Le pouvoir des charts

 

En Angleterre, il y a une tradition étrange vue d'ici : les jeunes suivent minutieusement la progression des charts. Ils sont tellement au taquet qu'il y a même le mercredi des "midweeks", un classement qui donne en milieu de semaine l'avancée de tel ou tel disque avant le vrai classement de fin de semaine, suivi par des millions de gens en direct sur Radio 1 le dimanche après-midi. En France, demandez à n'importe lequel de vos amis qui est numéro 1 des ventes, il n'en aura pas la moindre idée. En Angleterre, ils savent, les journaux en parlent, on en discute devant la machine à café.
Pourquoi un tel engouement ? Tout d'abord, l'Angleterre a pour ainsi dire inventé la pop, les charts font partie intégrante du système de promotion de la musique populaire au Royaume Uni, c'est une véritable institution. Une institution avec des rendez-vous incontournables : la semaine de Noël, tout le monde a les yeux rivés sur le classement pour découvrir qui est le Christmas Number 1 (il y a même des bookmakers qui en font un business lucratif).

 

Ce qui fait également la supériorité du système des charts anglais, c'est sa précision et surtout sa capacité à évoluer rapidement : il y a maintenant bien longtemps que le comptage des ventes physiques et digitales est regroupé dans un seul et même classement. En France, on continue à séparer les deux, ce qui brouille un peu les pistes. Les Anglais ont donc depuis toujours un classement précis, officiel, indiscutable, et qu'ils peuvent faire évoluer et voir évoluer à tout moment. Quand les fans de Take That, Katy B ou Bruno Mars savent qu'ils peuvent leur offrir un numéro 1 et une énorme visibilité en dépensant à peine un euro, eh bien ils sortent la carte bleue et vont sur iTunes.
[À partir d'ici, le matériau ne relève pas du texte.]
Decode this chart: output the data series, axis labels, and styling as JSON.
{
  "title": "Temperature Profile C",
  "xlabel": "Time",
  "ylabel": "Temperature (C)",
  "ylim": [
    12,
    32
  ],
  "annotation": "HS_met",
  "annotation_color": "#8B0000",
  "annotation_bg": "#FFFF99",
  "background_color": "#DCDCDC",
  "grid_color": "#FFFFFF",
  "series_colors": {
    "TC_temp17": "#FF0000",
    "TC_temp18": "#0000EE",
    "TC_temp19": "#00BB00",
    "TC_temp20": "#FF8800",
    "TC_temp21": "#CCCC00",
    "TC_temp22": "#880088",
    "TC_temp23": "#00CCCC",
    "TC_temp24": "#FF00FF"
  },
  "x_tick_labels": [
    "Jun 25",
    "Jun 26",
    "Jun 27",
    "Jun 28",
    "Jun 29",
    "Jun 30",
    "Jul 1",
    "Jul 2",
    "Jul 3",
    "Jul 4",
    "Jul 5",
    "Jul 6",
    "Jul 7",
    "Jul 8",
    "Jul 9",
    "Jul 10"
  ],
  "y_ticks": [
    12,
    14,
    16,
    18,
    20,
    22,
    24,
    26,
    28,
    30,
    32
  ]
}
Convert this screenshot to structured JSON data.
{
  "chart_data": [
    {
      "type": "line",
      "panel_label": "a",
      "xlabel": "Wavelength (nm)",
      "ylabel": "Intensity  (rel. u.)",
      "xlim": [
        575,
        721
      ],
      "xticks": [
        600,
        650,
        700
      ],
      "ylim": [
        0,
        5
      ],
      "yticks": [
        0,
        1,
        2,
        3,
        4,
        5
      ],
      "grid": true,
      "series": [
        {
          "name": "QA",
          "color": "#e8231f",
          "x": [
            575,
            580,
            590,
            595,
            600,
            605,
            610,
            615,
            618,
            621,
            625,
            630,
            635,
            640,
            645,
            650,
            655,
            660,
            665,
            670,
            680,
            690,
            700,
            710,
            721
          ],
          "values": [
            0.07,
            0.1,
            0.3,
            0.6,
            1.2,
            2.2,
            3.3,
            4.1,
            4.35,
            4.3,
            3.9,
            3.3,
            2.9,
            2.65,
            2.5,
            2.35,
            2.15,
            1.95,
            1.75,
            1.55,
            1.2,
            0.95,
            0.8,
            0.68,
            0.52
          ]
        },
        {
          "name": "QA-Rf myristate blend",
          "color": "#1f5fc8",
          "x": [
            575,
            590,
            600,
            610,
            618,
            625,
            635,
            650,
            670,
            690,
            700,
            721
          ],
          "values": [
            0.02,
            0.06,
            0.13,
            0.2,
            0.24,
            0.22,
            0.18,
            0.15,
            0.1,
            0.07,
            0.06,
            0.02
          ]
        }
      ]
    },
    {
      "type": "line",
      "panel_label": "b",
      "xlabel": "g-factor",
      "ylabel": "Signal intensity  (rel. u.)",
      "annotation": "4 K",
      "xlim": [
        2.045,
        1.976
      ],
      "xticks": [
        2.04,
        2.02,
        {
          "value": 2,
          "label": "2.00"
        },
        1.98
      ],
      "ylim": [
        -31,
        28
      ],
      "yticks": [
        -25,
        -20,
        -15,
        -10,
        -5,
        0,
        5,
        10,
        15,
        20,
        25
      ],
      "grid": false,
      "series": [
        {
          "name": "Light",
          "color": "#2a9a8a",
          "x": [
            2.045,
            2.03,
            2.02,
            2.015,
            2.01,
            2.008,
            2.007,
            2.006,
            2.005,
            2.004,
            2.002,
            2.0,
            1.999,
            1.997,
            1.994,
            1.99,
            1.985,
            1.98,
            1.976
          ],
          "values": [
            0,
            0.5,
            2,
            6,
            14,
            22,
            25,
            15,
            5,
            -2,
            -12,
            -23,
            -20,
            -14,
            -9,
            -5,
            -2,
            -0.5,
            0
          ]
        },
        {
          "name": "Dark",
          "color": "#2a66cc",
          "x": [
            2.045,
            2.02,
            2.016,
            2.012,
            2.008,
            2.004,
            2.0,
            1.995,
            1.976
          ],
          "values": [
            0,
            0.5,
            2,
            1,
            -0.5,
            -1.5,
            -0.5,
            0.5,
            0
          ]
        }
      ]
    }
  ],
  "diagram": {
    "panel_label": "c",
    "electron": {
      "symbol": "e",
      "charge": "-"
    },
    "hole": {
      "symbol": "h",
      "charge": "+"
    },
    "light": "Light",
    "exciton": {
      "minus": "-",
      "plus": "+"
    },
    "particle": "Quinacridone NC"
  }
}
D'où des chiffres certes un peu entamés par la crise, mais beaucoup plus élevés que ceux de chez nous.

 

L'attractivité de la musique

 

En France, le classement des ventes physiques démontre que ce sont des vieux un peu largués qui achètent encore des disques : Christophe Maé, Yannick Noah, Zaz ou Les Prêtres cartonnent. Ils ne savent pas utiliser un ordi ou ont peur d'Hadopi. Les jeunes, eux, écoutent Rihanna et Shy'm sur Deezer ou Spotify et ça ne leur viendrait pas à l'idée d'acheter les disques en question. Je lisais l'autre jour sur Tweeter une remarque fort intéressante, d'un gars qui disait que même si les albums étaient à 2 euros, les jeunes continueraient de télécharger juste pour faire chier Pascal Nègre. C'est exactement l'idée : les acteurs du marché en France ont une image tellement rétrograde et déplorable de vieux connards cyniques et pères fouettards qu'un gamin, en réaction à des propos violents à son encontre, continuera à pirater sans vergogne, juste pour emmerder le monde. Il va donc être très dur de renverser la vapeur et d'imposer le modèle anglais, celui d'un public qui soutient les artistes dans une compétition saine et ludique, au sein des charts. Il faudra d'abord penser à vivre avec son temps et enfin rassembler le classement physique, complètement obsolète (qui achète encore des CD 2 titres?) et le classement digital, qui évolue vite. Ensuite il faudra arrêter d'essayer de nous vendre des artistes moisis et populistes, rendre les radios musicales moins frileuses et moins formatées, en gros, il va falloir faire bander les jeunes. Bon courage aux gens des majors du disque, qui continuent à croire qu'en envoyant des lettres recommandées de l'Hadopi, ils vont réussir à régler le problème du piratage. Pourtant, si je me rappelle bien, quand je recevais des lettres d'absence du lycée, ça ne m'empêchait pas de sécher quand même les cours...

 

En gros, pour les acteurs français du marché, il va falloir vivre en 2011. C'est pas gagné.